A state trooper testified that Allen’s van remark corroborated a statement by a man whose driveway passes under the Monon High Bridge and who said he was driving home from work in his van around that time.
That van, McLeland told jurors in his closing, was a detail “only the killer would know.”
Allen’s prison psychologist, Dr. Monica Wala, testified that he began confessing to killing the girls in early 2023 during his sessions with her. She said he provided details of the crime in some of the confessions, including telling her he slashed the girls’ throats and put tree branches over their bodies.
During cross-examination, Wala acknowledged that she had followed Allen’s case with interest during her personal time even while she was treating him and that she was a fan of the true-crime genre.
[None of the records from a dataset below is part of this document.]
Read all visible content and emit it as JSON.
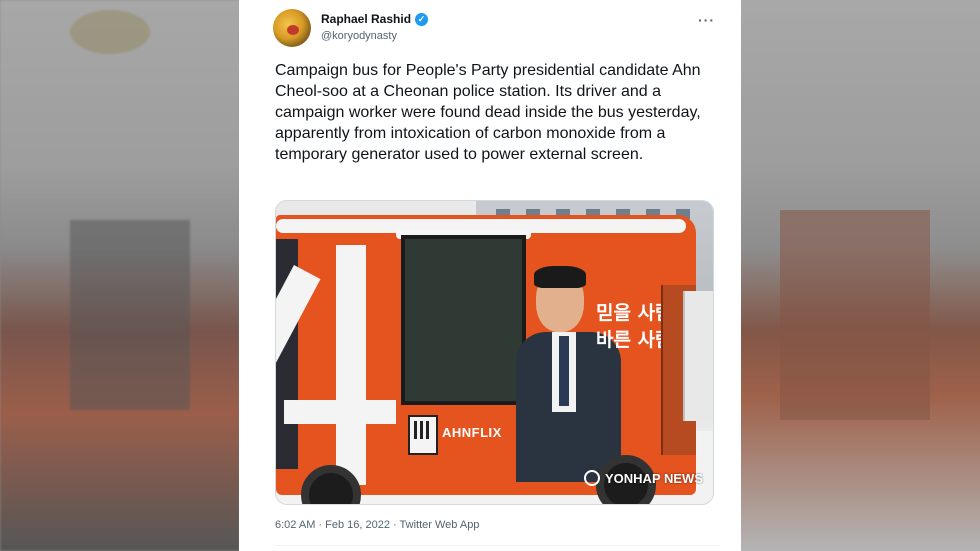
{
  "tweet": {
    "author_name": "Raphael Rashid",
    "verified": true,
    "handle": "@koryodynasty",
    "more_icon": "more-horizontal-icon",
    "text": "Campaign bus for People's Party presidential candidate Ahn Cheol-soo at a Cheonan police station. Its driver and a campaign worker were found dead inside the bus yesterday, apparently from intoxication of carbon monoxide from a temporary generator used to power external screen.",
    "timestamp": "6:02 AM · Feb 16, 2022 · Twitter Web App"
  },
  "photo": {
    "bus_number": "4",
    "slogan_line1": "믿을 사람",
    "slogan_line2": "바른 사람",
    "ahnflix": "AHNFLIX",
    "watermark": "YONHAP NEWS"
  },
  "colors": {
    "bus_orange": "#e5531f",
    "verified_blue": "#1d9bf0",
    "text_primary": "#0f1419",
    "text_secondary": "#536471"
  }
}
Rozzi said in his closing arguments that Allen is innocent. He said no witness explicitly identified Allen as the man seen on the hiking trail or the bridge the afternoon the girls went missing. And he said no fingerprint, DNA or forensic evidence links Allen to the murder scene.
And for more than five years after the teens were killed, Allen still lived in Delphi while working at a local pharmacy.
“He had every chance to run, but he did not because he didn’t do it,” Rozzi told the jurors.